I am launching a novel during a time of numerous distracting stories in the news (so how about a distraction from the distractions, hmm?) I am also launching it in the midst of a series of news stories about the health benefits of literary fiction! Not pomegranates, not ab squats, but—literary fiction! Those of us who read it don’t have to be told, but it turns out there are good reasons why literary fiction became such a historically revered commodity in the first place. It has all kinds of practical benefits!
An article from early October, 2013, tells us that reading literary fiction allows us to be more perceptive to the unspoken thoughts of others. It’s not about ESP, though it is similar to the kind of thing that enables psychic performers to dazzle us by seeming to know us so well. It’s about noticing the little things, the “tells” that everyone has. It makes me wonder if consuming literary fiction might lead to a more highly advanced breed of poker player.
It is fascinating to note that the same benefit was not observed in those who only read formulaic, churned-out, mass-market fiction. Not as much attention to detail goes into those books. Not as much work goes into subtle descriptions and moods. The characters of mass market “popular” fiction tend to be a little flatter. They are more like cardboard cut-outs compared to the rich, detailed personalities of literary novels.
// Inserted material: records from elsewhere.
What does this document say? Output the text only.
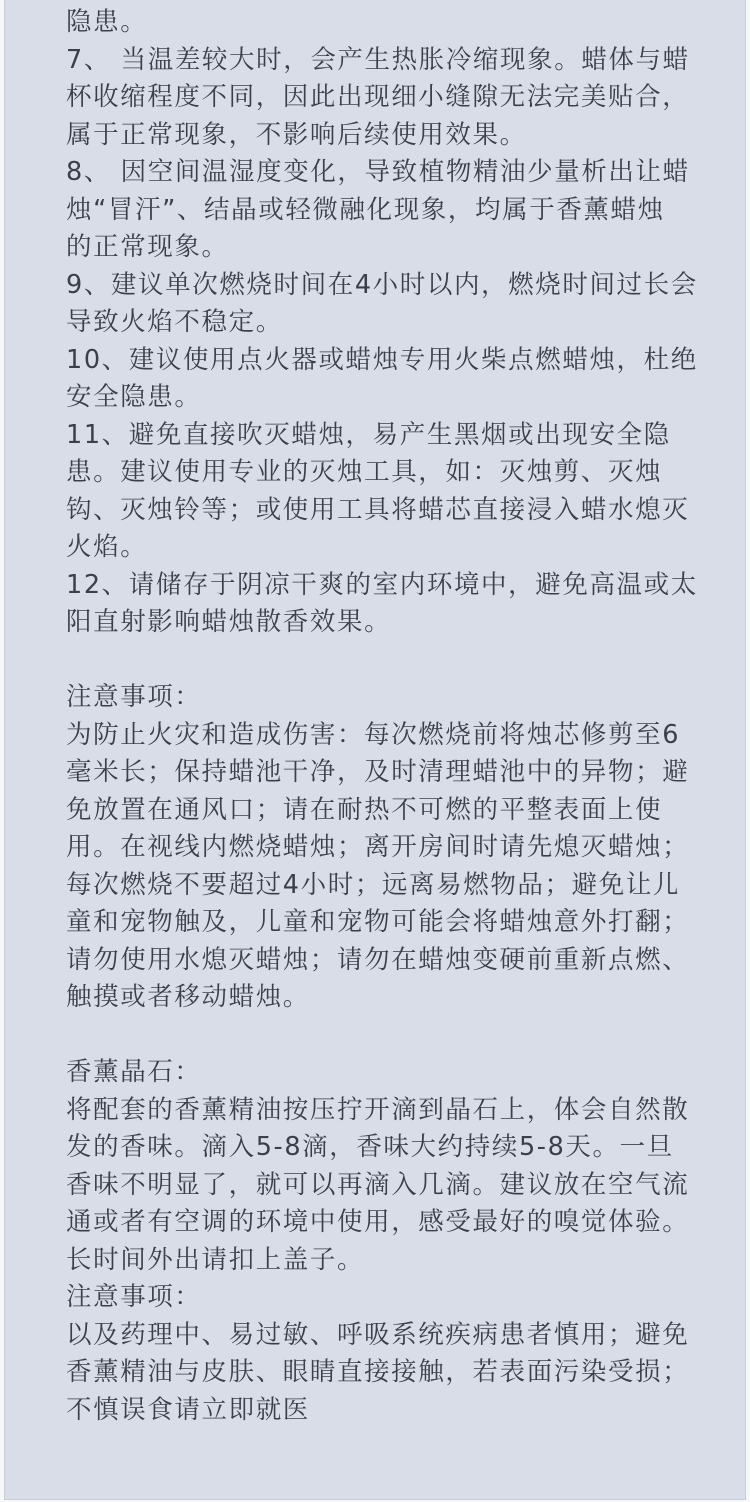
隐患。
7、 当温差较大时，会产生热胀冷缩现象。蜡体与蜡
杯收缩程度不同，因此出现细小缝隙无法完美贴合，
属于正常现象，不影响后续使用效果。
8、 因空间温湿度变化，导致植物精油少量析出让蜡
烛“冒汗”、结晶或轻微融化现象，均属于香薰蜡烛
的正常现象。
9、建议单次燃烧时间在4小时以内，燃烧时间过长会
导致火焰不稳定。
10、建议使用点火器或蜡烛专用火柴点燃蜡烛，杜绝
安全隐患。
11、避免直接吹灭蜡烛，易产生黑烟或出现安全隐
患。建议使用专业的灭烛工具，如：灭烛剪、灭烛
钩、灭烛铃等；或使用工具将蜡芯直接浸入蜡水熄灭
火焰。
12、请储存于阴凉干爽的室内环境中，避免高温或太
阳直射影响蜡烛散香效果。
注意事项：
为防止火灾和造成伤害：每次燃烧前将烛芯修剪至6
毫米长；保持蜡池干净，及时清理蜡池中的异物；避
免放置在通风口；请在耐热不可燃的平整表面上使
用。在视线内燃烧蜡烛；离开房间时请先熄灭蜡烛；
每次燃烧不要超过4小时；远离易燃物品；避免让儿
童和宠物触及，儿童和宠物可能会将蜡烛意外打翻；
请勿使用水熄灭蜡烛；请勿在蜡烛变硬前重新点燃、
触摸或者移动蜡烛。
香薰晶石：
将配套的香薰精油按压拧开滴到晶石上，体会自然散
发的香味。滴入5-8滴，香味大约持续5-8天。一旦
香味不明显了，就可以再滴入几滴。建议放在空气流
通或者有空调的环境中使用，感受最好的嗅觉体验。
长时间外出请扣上盖子。
注意事项：
以及药理中、易过敏、呼吸系统疾病患者慎用；避免
香薰精油与皮肤、眼睛直接接触，若表面污染受损；
不慎误食请立即就医
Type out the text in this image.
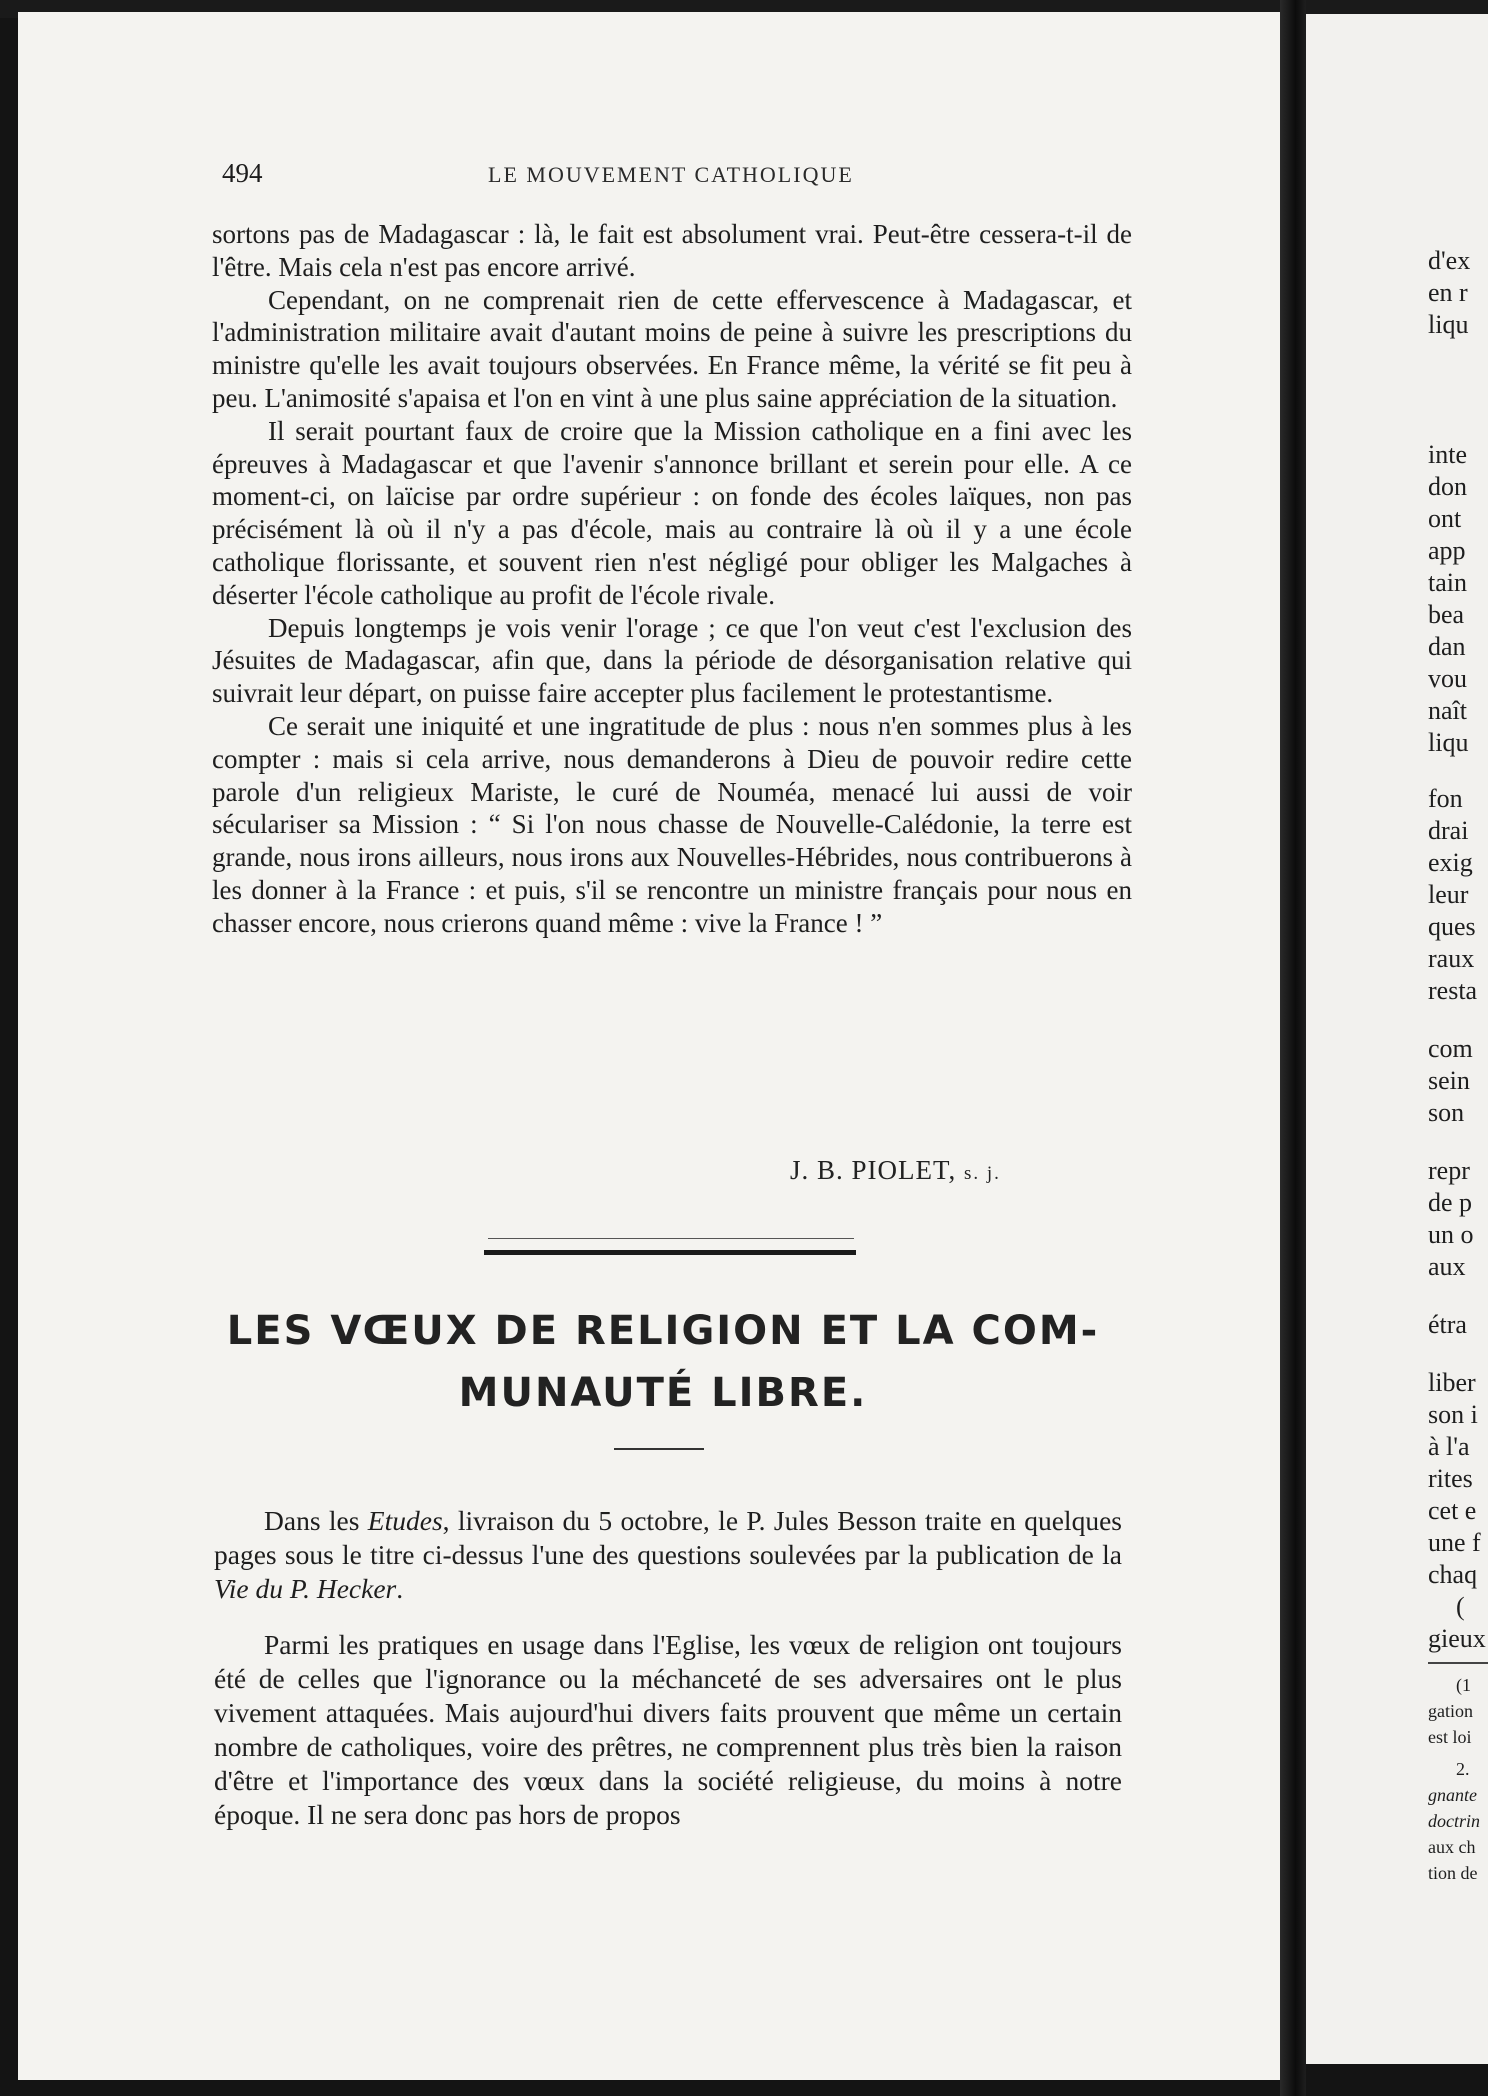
494	LE MOUVEMENT CATHOLIQUE

sortons pas de Madagascar : là, le fait est absolument vrai. Peut-être cessera-t-il de l'être. Mais cela n'est pas encore arrivé.

Cependant, on ne comprenait rien de cette effervescence à Madagascar, et l'administration militaire avait d'autant moins de peine à suivre les prescriptions du ministre qu'elle les avait toujours observées. En France même, la vérité se fit peu à peu. L'animosité s'apaisa et l'on en vint à une plus saine appréciation de la situation.

Il serait pourtant faux de croire que la Mission catholique en a fini avec les épreuves à Madagascar et que l'avenir s'annonce brillant et serein pour elle. A ce moment-ci, on laïcise par ordre supérieur : on fonde des écoles laïques, non pas précisément là où il n'y a pas d'école, mais au contraire là où il y a une école catholique florissante, et souvent rien n'est négligé pour obliger les Malgaches à déserter l'école catholique au profit de l'école rivale.

Depuis longtemps je vois venir l'orage ; ce que l'on veut c'est l'exclusion des Jésuites de Madagascar, afin que, dans la période de désorganisation relative qui suivrait leur départ, on puisse faire accepter plus facilement le protestantisme.

Ce serait une iniquité et une ingratitude de plus : nous n'en sommes plus à les compter : mais si cela arrive, nous demanderons à Dieu de pouvoir redire cette parole d'un religieux Mariste, le curé de Nouméa, menacé lui aussi de voir séculariser sa Mission : “ Si l'on nous chasse de Nouvelle-Calédonie, la terre est grande, nous irons ailleurs, nous irons aux Nouvelles-Hébrides, nous contribuerons à les donner à la France : et puis, s'il se rencontre un ministre français pour nous en chasser encore, nous crierons quand même : vive la France ! ”

J. B. PIOLET, s. j.
LES VŒUX DE RELIGION ET LA COM-
MUNAUTÉ LIBRE.

Dans les Etudes, livraison du 5 octobre, le P. Jules Besson traite en quelques pages sous le titre ci-dessus l'une des questions soulevées par la publication de la Vie du P. Hecker.

Parmi les pratiques en usage dans l'Eglise, les vœux de religion ont toujours été de celles que l'ignorance ou la méchanceté de ses adversaires ont le plus vivement attaquées. Mais aujourd'hui divers faits prouvent que même un certain nombre de catholiques, voire des prêtres, ne comprennent plus très bien la raison d'être et l'importance des vœux dans la société religieuse, du moins à notre époque. Il ne sera donc pas hors de propos

d'ex
en r
liqu
inte
don
ont
app
tain
bea
dan
vou
naît
liqu
fon
drai
exig
leur
ques
raux
resta
com
sein
son
repr
de p
un o
aux
étra
liber
son i
à l'a
rites
cet e
une f
chaq
(
gieux
(1
gation
est loi
2.
gnante
doctrin
aux ch
tion de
This past summer the Atlantic had a piece that summed up some other articles on whether literary fiction leads to higher morals. The verdict seems to be no, but it does humanize us in other ways. Consuming high quality literature, as opposed to only literary junk-food, elevates us. It has a civilizing effect. Sadly, some people are afraid of such things, being more comfortable with the cynical view of human beings as eternally hopeless. The studies of people who read literary fiction dispute that worldview.
Another recent article tells of physical brain benefits from good reads. The MRIs of avid readers show that the entire brain “lights up” from imagining the characters and scenes in literature. This mental exercise is like no other. The linguistic section of the brain is huge, of course. The theory is that reading is a superb way to combat the onset of Alzheimer’s and other cognitive disorders.
I was happy to see that I had independently come up with some of these same ideas in a blog last week. But they should be plain to see, really. Now what’s needed is to identify some of the things that are keeping literary fiction in the “ivory tower,” and not warmly received by the masses. The snob aspect has to go. It is good only for discouraging wider acceptance of literary fiction, and maybe for providing a weird ego-trip for some practitioners of the literary arts.
Certainly not all classical literature was written in rarefied settings. Dostoyevsky wrote some of his works in prison! Dickens was apparently well acquainted with the Dickensian world. Hemingway provided plenty of macho material for those who are concerned that reading might diminish their manhood. There are writers for every taste. People who don’t like to read probably have not found the right author.
Going forward, lets all contribute to expanding the acceptance of literary fiction.